I'll never forget that day in court. We were in front of the Magistrate, and the Magistrate turned around and brought up a case. I believe the name of the case was "Yates". Not the "Yates" case that I knew about....apparantely, there was another one.
The Magistrate looked at my ex and said, "I want the father to read up on the case of 'Yates'". I was thinking...."Yates...Yates...what about the Yates case"? The Magistrate went on and told my ex and the entire court room about the Yates case. Apparantely, the mother did something horrific (I believe it was a domestic violence case). I believe that it was alot worse than what I did. It was after she committed that crime, that they investigated who the better parent was.
After their investigation, the mother got sole custody. The Magistrate told this story to the court room, and after telling about that case, he looked right at my ex and said, "So just because somebody may have made a mistake or has a record DOES NOT MEAN that they are not a good parent". Wow. He said that with a very stern voice, and looking straight at my ex.

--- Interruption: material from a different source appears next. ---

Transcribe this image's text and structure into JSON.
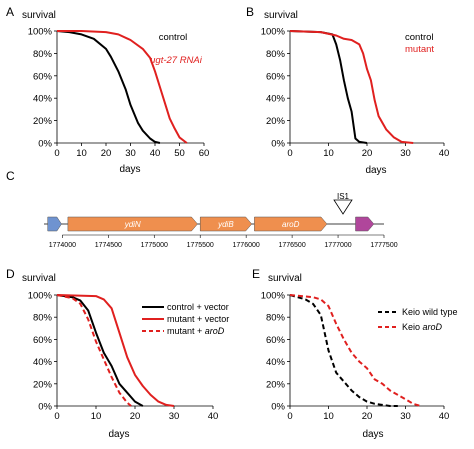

It was like the Magistrate knew what my ex was doing to me; what he was saying to me; and the mind games that he was playing with me. I was so glad that the Magistrate said that. It made me feel so good to hear him say that, and I finally believed that I had a chance...I was convinced by my ex as to otherwise, until the Magistrate said that. I will never forget that day...I will never forget that Magistrate. I will never forget how good that made me feel. He put my ex in his place, and it felt good.